Uncle Peter knocked briskly, entered our small, cramped kitchen and greeted us warmly, as always. Italian crooner, Perry Como, was singing a ballad on the transistor radio perched on top of the stove. My uncle drank in Perry's song, eyes closed and swaying for a few moments, then looked at my mom and softly said, "Dance with me." My mother feigned embarrassment, giggling, "But Peter, I have sauce on my apron." He answered by cavalierly extending his hand, "Thelma, it's Perry Como. We have to dance" And they waltzed in our kitchen, gracefully, lost in the moment, in the music, in their love. The Prince and Cinderella. Brother and sister. We were all smiling.
A sense of wonder, a tale of loss
Children arrive with a natural sense of wonder. They beckon us continuously to join them in their enchantment. They fascinate us with their whims. "Come have tea with me and my imaginary friends. Let's make banana splits for breakfast! We need to catch fireflies to light up our tent."
As a family therapist, I've seen far too many children become less free-spirited, as parents hurry them through their childhood. Even preschoolers are expected to live highly structured lives. Academic, achievement-oriented daycare. Educational playgroups. Adult supervised sports. There's hardly time for a daydream.
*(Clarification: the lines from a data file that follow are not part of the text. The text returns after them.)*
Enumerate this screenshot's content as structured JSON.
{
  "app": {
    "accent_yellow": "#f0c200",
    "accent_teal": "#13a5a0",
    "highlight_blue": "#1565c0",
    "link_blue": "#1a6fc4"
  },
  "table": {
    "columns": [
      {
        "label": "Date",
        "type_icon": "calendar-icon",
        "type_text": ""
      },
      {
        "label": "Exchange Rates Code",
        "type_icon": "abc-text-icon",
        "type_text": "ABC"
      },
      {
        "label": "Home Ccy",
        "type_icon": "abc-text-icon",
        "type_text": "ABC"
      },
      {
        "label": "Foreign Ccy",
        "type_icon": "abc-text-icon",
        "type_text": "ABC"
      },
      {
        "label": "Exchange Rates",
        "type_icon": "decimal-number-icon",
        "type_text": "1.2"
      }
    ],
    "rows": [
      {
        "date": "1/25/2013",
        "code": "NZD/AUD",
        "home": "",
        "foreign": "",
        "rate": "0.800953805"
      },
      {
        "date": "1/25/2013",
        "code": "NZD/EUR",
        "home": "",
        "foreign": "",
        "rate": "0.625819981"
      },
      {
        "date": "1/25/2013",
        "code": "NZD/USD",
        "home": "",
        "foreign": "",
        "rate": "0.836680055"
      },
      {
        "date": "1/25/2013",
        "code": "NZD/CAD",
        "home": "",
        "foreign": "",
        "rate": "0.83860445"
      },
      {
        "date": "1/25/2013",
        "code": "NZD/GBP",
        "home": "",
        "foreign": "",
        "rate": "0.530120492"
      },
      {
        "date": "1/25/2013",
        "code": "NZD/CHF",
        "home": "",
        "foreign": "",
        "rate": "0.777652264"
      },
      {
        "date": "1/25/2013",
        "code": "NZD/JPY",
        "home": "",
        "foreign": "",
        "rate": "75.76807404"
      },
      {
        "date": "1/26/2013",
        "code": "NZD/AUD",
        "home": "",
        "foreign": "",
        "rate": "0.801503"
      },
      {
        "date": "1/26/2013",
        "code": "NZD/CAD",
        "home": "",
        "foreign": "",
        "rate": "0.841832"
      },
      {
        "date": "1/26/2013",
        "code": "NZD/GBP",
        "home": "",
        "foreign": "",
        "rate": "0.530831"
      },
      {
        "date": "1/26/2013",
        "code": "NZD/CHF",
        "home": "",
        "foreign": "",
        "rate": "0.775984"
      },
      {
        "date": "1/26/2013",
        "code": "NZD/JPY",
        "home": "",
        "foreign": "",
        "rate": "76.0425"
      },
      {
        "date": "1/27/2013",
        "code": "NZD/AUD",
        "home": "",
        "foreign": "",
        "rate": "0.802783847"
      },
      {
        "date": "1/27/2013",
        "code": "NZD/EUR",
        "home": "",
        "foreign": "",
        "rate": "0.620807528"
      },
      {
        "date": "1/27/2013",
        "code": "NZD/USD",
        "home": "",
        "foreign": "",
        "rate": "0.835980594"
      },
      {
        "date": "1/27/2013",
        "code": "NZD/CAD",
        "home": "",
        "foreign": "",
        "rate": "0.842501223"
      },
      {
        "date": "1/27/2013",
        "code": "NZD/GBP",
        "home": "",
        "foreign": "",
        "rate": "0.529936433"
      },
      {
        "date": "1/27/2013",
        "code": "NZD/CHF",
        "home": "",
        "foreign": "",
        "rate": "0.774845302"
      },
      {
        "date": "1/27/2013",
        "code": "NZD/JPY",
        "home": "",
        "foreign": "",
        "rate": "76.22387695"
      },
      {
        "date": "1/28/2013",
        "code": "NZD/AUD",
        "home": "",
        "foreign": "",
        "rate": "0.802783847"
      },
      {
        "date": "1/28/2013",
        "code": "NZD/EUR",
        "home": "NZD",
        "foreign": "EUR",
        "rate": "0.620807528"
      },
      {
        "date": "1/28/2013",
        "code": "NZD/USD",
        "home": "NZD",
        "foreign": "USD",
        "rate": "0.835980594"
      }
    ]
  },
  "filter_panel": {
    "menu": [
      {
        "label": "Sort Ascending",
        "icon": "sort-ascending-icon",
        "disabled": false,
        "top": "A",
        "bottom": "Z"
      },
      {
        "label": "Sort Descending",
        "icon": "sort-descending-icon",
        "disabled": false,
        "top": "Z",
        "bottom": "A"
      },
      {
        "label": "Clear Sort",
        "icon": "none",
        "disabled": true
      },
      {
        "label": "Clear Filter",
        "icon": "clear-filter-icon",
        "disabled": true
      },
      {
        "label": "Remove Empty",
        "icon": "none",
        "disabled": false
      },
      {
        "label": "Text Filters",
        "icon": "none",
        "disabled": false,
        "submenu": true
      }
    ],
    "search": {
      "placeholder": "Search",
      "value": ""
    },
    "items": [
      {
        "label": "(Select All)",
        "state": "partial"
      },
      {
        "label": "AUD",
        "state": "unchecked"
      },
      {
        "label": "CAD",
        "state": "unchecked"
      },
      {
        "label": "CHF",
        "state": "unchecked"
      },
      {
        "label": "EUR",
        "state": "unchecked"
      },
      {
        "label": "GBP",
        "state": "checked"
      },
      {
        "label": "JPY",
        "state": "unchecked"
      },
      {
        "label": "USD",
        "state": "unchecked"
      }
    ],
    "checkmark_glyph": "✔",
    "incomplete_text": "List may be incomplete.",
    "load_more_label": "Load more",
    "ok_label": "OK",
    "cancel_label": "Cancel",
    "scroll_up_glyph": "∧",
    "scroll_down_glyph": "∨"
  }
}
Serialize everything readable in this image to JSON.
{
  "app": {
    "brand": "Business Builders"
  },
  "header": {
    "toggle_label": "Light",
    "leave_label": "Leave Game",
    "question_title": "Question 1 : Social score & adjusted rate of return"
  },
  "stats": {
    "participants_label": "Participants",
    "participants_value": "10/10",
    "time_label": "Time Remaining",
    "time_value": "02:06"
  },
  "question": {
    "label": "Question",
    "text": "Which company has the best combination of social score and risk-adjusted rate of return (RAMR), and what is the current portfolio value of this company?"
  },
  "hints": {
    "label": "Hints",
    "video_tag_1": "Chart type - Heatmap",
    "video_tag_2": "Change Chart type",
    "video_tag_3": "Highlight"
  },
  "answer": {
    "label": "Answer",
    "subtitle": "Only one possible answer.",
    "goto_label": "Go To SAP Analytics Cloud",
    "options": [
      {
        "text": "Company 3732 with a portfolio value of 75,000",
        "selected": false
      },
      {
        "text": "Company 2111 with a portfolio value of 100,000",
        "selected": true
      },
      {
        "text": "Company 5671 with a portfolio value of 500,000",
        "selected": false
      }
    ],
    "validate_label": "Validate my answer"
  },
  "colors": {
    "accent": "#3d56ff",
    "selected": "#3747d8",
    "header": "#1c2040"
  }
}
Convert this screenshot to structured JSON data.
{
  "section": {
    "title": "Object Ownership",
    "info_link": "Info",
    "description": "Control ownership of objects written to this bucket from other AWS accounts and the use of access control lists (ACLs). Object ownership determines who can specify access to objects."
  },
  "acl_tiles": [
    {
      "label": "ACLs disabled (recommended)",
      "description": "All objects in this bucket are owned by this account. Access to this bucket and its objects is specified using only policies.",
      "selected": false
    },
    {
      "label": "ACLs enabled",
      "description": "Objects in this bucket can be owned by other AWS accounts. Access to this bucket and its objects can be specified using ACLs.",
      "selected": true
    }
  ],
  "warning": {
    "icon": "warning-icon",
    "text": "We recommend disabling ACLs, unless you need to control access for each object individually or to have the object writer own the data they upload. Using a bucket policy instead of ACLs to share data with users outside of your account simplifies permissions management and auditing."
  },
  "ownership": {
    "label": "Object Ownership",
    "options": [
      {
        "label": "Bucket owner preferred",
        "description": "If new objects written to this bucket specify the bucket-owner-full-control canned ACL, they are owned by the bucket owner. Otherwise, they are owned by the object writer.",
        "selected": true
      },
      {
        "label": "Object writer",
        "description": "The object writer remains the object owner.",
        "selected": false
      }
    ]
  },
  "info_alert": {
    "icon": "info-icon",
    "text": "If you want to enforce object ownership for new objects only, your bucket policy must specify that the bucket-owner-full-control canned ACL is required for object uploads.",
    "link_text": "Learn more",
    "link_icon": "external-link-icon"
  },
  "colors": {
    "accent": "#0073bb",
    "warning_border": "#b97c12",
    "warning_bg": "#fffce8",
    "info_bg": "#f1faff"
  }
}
In our worried, anxiety-ridden efforts to create high achieving, multi-talented college students, we and our children often lose touch with our sense of wonder, our penchant and flair for the the impromptu, the spontaneous, the surprise.
Renaming the constellations
Take your children for a surprise, evening picnic. Watch the sunset. Rename the constellations to suit your fancy. How about banana splits for breakfast? Or maybe the next time you're at a toll booth, tell your children to pay the toll for the car behind you. Loosen up. Surprise your children. Make some memories.
My Uncle Peter taught me to dance in the kitchen, to swim in the rain, to live in the moment. To spontaneously surprise and delight. He listened to his heart and invited others to celebrate what he heard. You are never too old or too young to dance in the moonlight. Your children need to know that.